A Noite dos Reis baseia-se em acontecimentos verídicos do submundo do crime em Abidjan, narrando as desventuras de um jovem delinquente que vai parar à prisão infernal MACA. Para sobreviver é obrigado a assumir a função de contador de histórias, embora saiba que a tradição faça com que seja sacrificado mal a noite das histórias seja concluída. Ao mesmo tempo, no interior da prisão violenta há um confronto de líderes: o rei dos prisioneiros, o doente Barba Negra, e Lass, pretendente ao trono e com uma visão mercantil da gestão do estabelecimento. À medida que o novo contador de histórias começa a narrar a sua história, que é também a de Zama King, um delinquente que se tornou psicopata, a violência vai sendo adiada por intermédio da palavra.
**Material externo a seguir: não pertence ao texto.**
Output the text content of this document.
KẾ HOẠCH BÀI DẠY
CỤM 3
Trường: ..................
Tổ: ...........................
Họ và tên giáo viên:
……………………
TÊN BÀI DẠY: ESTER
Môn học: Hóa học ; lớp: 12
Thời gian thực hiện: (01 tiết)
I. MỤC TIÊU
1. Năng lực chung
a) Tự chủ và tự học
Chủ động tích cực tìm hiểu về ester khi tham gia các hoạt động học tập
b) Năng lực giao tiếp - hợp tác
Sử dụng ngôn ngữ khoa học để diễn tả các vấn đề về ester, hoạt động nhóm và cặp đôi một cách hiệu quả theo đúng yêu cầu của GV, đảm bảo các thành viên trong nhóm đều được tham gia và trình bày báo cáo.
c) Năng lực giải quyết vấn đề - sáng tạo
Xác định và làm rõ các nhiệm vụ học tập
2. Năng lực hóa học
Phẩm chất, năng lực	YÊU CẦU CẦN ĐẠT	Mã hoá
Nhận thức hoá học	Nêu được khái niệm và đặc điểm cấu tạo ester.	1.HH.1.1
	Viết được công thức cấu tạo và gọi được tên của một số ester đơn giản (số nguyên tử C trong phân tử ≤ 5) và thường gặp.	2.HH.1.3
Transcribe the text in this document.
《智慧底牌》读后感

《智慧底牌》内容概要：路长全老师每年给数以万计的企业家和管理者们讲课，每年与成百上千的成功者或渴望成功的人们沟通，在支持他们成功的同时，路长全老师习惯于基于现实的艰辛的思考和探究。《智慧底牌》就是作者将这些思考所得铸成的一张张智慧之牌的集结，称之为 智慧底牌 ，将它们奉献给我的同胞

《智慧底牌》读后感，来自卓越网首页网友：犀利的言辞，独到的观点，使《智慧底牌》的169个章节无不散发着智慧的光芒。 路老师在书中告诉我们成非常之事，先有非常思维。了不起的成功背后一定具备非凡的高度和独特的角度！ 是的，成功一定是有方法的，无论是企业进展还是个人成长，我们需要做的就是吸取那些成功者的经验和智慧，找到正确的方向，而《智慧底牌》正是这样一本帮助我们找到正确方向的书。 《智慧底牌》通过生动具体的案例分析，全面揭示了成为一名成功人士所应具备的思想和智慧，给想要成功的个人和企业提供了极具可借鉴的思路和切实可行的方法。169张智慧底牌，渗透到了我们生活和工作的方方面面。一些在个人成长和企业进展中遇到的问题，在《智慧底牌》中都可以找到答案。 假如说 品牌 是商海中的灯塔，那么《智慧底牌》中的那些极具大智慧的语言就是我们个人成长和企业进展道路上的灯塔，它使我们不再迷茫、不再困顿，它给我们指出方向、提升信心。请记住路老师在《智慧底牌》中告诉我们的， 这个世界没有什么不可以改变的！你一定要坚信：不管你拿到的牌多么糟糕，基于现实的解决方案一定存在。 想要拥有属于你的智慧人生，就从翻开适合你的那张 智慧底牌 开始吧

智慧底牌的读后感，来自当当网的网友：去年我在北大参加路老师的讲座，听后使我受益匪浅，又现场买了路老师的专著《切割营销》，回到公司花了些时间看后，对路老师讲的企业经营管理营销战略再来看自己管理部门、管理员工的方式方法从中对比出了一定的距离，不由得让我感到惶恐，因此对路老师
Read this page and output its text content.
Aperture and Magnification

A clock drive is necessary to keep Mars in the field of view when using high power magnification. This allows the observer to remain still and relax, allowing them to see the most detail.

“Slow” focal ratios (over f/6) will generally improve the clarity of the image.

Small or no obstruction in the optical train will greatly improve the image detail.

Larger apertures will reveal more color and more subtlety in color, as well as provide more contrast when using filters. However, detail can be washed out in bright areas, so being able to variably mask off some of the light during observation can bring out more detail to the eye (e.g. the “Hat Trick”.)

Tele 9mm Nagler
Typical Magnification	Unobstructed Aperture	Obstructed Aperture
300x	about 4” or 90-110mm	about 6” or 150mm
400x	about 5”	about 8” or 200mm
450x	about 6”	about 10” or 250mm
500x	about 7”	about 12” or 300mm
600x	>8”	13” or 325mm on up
História puxa história que puxa sempre mais uma história. A morte de Zama King é repleta de prequelas que incluem fábulas que chegam a confrontos ancestrais entre reis da Costa do Marfim, especialistas em mutações. De humano a serpente ou águia vai um passo...

É nesse jogo de imaginários africanos e intrinsecamente genuínos da cultura mística marfinense que Phillipe Lacôte, natural de Abidjan, se agarra para contar este conto negro. Fá-lo com um realismo que é sempre quase mágico, oferecendo ao espectador uma versão de alta tensão de uma Sherazade de As Mil e uma Noites africana. Uma oferta que inclui flashbacks de fantasia pelas histórias "inventadas" de anciões com super-poderes e uma sugestão de fábula encenada com decoro. Tudo isto sem tirar o pé do género do filme-de-prisão, no qual estão conferidos motivos de disputa masculina de poder e a possibilidade de uma ilustração narrativa em jeito de musical de coro.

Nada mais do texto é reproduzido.